Warning this is a vent post.

Straight up- everyone is guilty of this. Absolutely everyone has done it, or will do it at some stage. I myself am guilty (and ashamed) of it too.

I’ll admit that I’m not good at taking advice I didn’t ask for. 7 out of 10 times I will do the complete opposite of what I’m ‘told’ to do out of spite. Can’t say that it always works out in my favor, but damn I feel good for being a bad ass and marching to my own drum.

My experience in the classroom has taught me that asking for help is a darn hard thing to do. It shows imperfections, vunerability and weakness. But to have that so called ‘help’, shoved down your throat is similar to being slapped in the face.

Now there is a fine line between offering an opinion and telling someone what you think they should do. But in today’s society the line is blurred. Every nanna at the shopping centre, every delivery driver dropping off packages, every family member and friend feels they have the right to tell it like it is.

The majority of the time the words don’t cut or hurt, because they are said with love towards you and your child. For example ‘are you getting enough sleep, you really should sleep when the baby does’. But then there are the few that tear through skin and go straight for the heart. But it goes even deeper than that.

That very first moment when you hold that tiny bundle of warmth, and you look deep into those brand new eyes, clarity sets in. You begin a new career at that exact second, a job that is yours alone and that you take on for the rest of your life. Its a shaky start, rocked with worry, what if’s, fear and stress. Slowly, step by step your confidence in the new role grows. Confidence grows in achieving, by learning how to successfully swaddle, getting a good sleeping routine and watching smiles grow.

Sharp words cut a new mamma deep, as I said before, but the worst damage is not to our hearts but to our confidence. To be a good mamma, sorry to be a great mamma, we need to believe in ourselves and believe that we are doing the best job possible. When and if confidence is shaken, belief disappears and things get hard when they don’t need to.

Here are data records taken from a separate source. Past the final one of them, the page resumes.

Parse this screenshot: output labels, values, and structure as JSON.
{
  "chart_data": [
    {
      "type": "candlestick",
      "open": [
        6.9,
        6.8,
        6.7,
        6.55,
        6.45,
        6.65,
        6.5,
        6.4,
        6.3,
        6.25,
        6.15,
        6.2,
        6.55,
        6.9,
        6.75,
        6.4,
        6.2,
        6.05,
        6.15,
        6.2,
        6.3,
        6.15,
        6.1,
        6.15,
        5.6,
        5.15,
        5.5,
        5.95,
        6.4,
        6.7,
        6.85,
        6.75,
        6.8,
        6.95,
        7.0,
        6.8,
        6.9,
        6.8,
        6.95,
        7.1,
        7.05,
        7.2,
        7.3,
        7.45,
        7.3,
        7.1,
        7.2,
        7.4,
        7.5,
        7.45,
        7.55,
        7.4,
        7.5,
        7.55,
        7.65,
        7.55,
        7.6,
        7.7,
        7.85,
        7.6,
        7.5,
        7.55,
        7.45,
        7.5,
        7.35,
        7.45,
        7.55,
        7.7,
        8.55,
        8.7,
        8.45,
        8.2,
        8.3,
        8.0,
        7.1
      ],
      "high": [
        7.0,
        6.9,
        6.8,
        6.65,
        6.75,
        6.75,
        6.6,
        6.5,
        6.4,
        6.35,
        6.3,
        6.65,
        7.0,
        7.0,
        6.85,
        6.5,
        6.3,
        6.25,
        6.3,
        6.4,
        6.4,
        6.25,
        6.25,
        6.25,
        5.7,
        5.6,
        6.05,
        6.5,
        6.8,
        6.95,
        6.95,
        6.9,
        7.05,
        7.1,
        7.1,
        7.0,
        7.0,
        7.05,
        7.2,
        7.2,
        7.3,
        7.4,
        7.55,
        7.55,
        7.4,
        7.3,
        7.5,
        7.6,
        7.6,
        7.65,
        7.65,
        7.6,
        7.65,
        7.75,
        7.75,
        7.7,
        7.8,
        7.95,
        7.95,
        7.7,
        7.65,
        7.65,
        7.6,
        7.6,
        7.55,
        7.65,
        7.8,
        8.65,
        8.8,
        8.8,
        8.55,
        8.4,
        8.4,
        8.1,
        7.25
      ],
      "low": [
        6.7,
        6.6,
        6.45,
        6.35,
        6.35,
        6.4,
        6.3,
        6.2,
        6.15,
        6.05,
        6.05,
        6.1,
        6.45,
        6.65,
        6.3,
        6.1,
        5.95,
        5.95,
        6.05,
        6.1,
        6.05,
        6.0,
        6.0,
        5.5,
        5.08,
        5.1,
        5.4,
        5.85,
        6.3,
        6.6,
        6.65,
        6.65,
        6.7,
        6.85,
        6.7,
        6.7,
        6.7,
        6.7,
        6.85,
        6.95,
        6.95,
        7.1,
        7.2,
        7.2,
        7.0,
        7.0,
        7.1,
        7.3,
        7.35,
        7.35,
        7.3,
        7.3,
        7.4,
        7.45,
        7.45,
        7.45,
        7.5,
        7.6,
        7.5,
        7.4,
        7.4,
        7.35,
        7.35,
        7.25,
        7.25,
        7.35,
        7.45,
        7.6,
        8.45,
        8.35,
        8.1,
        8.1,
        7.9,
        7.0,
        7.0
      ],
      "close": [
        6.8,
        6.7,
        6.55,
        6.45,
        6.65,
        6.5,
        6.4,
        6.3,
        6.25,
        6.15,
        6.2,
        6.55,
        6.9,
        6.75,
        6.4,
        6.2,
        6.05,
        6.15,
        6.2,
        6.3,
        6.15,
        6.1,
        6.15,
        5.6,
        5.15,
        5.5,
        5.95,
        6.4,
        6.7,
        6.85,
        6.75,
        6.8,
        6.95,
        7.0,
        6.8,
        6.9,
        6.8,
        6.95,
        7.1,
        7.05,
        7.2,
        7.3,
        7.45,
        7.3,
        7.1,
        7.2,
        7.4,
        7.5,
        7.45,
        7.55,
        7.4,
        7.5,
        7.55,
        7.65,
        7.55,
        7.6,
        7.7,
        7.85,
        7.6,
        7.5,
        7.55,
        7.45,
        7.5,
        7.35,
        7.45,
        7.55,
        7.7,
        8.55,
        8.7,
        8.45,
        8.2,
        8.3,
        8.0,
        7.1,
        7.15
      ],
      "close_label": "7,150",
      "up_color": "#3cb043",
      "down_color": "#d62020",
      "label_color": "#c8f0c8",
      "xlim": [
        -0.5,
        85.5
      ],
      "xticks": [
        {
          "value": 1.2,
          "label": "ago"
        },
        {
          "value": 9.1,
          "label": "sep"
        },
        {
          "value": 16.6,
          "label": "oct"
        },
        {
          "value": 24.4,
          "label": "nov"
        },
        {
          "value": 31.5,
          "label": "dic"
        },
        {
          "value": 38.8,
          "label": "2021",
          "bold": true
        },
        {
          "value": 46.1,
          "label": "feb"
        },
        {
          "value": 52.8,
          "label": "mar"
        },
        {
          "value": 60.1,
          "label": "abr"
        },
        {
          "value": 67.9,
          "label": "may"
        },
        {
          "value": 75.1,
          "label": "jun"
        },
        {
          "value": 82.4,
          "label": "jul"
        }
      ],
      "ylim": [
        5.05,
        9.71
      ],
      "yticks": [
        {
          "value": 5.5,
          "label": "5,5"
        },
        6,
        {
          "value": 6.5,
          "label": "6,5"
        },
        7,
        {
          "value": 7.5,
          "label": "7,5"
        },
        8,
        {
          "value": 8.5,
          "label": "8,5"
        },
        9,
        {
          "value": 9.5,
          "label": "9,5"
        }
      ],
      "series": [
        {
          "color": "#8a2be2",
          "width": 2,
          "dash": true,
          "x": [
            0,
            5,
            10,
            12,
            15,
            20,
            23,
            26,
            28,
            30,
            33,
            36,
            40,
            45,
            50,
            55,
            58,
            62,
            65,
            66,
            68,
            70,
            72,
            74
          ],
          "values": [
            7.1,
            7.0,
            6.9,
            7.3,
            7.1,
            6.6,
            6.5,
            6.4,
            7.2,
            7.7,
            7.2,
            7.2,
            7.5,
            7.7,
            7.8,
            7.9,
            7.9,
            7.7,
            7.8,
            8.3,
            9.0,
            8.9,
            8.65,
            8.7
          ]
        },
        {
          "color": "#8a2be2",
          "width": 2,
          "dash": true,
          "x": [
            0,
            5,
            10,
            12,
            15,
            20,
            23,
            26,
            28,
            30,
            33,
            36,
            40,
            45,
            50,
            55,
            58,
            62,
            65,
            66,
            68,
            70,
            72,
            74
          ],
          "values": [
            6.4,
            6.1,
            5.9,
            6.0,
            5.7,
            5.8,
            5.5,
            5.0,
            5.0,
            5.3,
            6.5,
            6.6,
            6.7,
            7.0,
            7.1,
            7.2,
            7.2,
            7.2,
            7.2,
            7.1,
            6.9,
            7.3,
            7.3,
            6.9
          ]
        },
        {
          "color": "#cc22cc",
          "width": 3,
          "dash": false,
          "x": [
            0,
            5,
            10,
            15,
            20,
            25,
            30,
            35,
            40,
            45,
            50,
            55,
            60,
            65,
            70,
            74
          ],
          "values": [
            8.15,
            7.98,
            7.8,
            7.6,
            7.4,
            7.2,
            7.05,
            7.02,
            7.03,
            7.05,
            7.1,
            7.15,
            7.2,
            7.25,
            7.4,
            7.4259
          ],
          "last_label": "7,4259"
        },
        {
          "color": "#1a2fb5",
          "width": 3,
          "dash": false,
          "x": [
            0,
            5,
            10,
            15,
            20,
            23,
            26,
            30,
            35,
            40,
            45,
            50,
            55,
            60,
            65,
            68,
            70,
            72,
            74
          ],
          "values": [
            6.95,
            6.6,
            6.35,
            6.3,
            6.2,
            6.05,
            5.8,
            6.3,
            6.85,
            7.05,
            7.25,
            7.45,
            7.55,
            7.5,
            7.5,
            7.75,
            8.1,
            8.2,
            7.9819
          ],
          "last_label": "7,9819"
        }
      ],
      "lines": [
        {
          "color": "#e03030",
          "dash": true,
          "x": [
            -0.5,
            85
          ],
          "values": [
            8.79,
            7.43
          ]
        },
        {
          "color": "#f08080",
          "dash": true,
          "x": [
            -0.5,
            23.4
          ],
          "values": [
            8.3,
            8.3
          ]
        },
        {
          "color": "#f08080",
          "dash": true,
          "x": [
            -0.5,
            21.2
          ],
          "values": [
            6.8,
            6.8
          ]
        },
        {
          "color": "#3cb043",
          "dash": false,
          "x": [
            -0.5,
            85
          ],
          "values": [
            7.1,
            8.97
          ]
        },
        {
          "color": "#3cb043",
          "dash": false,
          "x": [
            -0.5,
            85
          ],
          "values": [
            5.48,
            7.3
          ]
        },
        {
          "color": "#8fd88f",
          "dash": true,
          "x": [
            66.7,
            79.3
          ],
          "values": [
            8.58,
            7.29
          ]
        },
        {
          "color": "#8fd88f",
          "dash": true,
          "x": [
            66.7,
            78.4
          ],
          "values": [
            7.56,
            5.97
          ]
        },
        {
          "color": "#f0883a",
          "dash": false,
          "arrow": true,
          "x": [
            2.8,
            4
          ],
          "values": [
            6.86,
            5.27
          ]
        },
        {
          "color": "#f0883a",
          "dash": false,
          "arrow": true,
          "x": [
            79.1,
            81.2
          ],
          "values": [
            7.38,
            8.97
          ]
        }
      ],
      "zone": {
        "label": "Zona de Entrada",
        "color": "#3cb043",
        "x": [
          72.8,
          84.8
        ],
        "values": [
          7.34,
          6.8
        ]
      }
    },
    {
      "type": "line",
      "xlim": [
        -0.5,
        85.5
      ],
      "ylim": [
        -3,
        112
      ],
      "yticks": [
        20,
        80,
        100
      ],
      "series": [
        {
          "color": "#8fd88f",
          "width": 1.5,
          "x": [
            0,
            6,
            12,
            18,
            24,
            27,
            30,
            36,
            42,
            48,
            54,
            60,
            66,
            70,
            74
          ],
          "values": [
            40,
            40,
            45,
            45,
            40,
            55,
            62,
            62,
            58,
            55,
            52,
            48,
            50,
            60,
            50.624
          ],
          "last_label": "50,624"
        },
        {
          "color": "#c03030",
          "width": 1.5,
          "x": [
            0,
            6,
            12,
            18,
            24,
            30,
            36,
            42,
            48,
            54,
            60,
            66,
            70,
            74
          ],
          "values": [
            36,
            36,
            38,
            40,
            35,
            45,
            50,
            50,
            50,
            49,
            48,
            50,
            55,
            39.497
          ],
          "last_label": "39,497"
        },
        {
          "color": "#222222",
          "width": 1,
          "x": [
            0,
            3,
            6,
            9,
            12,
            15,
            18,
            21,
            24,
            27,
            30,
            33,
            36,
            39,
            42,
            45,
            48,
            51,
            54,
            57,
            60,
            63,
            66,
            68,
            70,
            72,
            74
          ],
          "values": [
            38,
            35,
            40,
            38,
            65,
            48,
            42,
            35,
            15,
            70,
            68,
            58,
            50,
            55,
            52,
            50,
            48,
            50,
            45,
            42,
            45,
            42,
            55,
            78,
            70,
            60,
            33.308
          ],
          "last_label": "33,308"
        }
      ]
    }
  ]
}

The best gift you can give a new mamma is confidence. Tell her she’s doing well, praise her on her achievements even if they are small (without telling her how you did it), ask her of she needs anything and tell her that if she ever needs help all she has to do is ask. These things will help build the foundation for the career she will have for the rest of her life.

Always be kind to new mammas, I’m pretty sure they are the reason we all love so furiously.